Jogos Literários

Opinião por Filipe Silva


Sempre adorei ler. Quando era mais novo lia a Turma da Mônica, depois passei para a saga do Eragon e apaixonei-me pelo Braço Esquerdo de Deus. A par deste hábito, sempre presente, tinha outro: o dos videojogos. São hábitos com o mesmo princípio, mas de resultados distintos. Tanto os livros como os jogos me transportam para outro mundo porque, sejamos honestos, a ficção e a fantasia são sempre mais estimulantes do que a realidade.


Infelizmente, quando fui para o ensino superior perdi grande parte dos meus hábitos de leitura. Não por falta de tempo, mas sim por me fartar de ler textos obrigatórios para as disciplinas e querer passar o meu tempo livre sem olhar para letras. Isto revelou-se um grande problema porque senti a falta de histórias, de personagens e de enredos. Eis que surgiram o que passei a chamar de “jogos literários”.


Neste texto não vão encontrar referências a League of Legends ou FIFA. Para mim, esses jogos ficam muito aquém daqueles que atenuam a linha entre jogador e leitor. De certeza que conhecem alguns como a saga Uncharted ou Last of Us que, em vez de serem repetitivos ou até competitivos, são mais focados, se não exclusivamente, na narrativa. Nesses títulos encarnamos a pele de um personagem e percorremos o mundo, vamos em aventura, sofremos traição, conhecemos amor, etc. Tudo o que se encontra num bom livro ou filme.

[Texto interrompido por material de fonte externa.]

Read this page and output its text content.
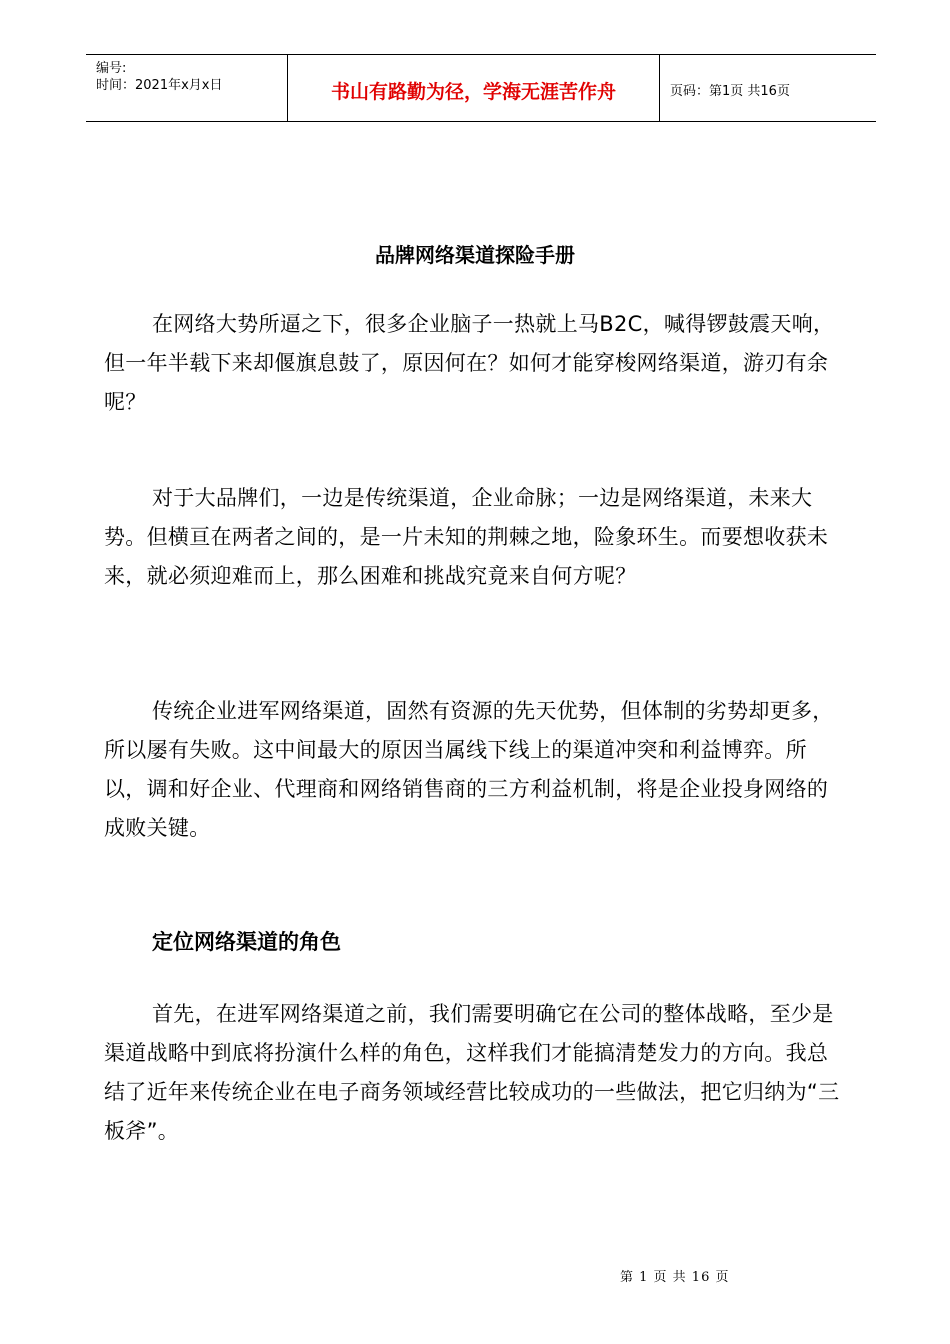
编号:
时间：2021年x月x日	书山有路勤为径，学海无涯苦作舟	页码：第1页 共16页
品牌网络渠道探险手册

在网络大势所逼之下，很多企业脑子一热就上马B2C，喊得锣鼓震天响，但一年半载下来却偃旗息鼓了，原因何在？如何才能穿梭网络渠道，游刃有余呢？

对于大品牌们，一边是传统渠道，企业命脉；一边是网络渠道，未来大势。但横亘在两者之间的，是一片未知的荆棘之地，险象环生。而要想收获未来，就必须迎难而上，那么困难和挑战究竟来自何方呢？

传统企业进军网络渠道，固然有资源的先天优势，但体制的劣势却更多，所以屡有失败。这中间最大的原因当属线下线上的渠道冲突和利益博弈。所以，调和好企业、代理商和网络销售商的三方利益机制，将是企业投身网络的成败关键。

定位网络渠道的角色

首先，在进军网络渠道之前，我们需要明确它在公司的整体战略，至少是渠道战略中到底将扮演什么样的角色，这样我们才能搞清楚发力的方向。我总结了近年来传统企业在电子商务领域经营比较成功的一些做法，把它归纳为“三板斧”。

第 1 页 共 16 页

Abaixo descreverei dois exemplos de “jogos literários” e explicarei o porquê de achar que funcionam como meios de entregar uma narrativa.



Amnesia: The Dark Descent

Um clássico do terror e suspense, Amnesia foi lançado em 2010 e proporcionou uma experiência inigualável. Este título funciona por dois conceitos-chave muito simples, mas que fazem toda a diferença. Assim que o jogo começa podemos logo entrar na mente de Daniel, o protagonista, porque, bem… o nosso ponto de vista é o dele. Além disso, Daniel bebeu um elixir que o fez esquecer do passado, o que fortalece ainda mais o laço entre jogador e personagem, já que ambos querem saber o que se passa. Ao longo da história vamos encontrando páginas do diário de Daniel, que saciam a nossa curiosidade temporariamente e descobrimos a verdade horrível.



Nós, enquanto mistura de jogador, leitor e protagonista, ajudámos um barão a capturar e a torturar pessoas para cumprir uma profecia mágica. Esta revelação muda por completo a nossa perspetiva e, em vez de querermos fugir do castelo, passamos a querer vingança por termos sido enganados e começamos a odiar o barão.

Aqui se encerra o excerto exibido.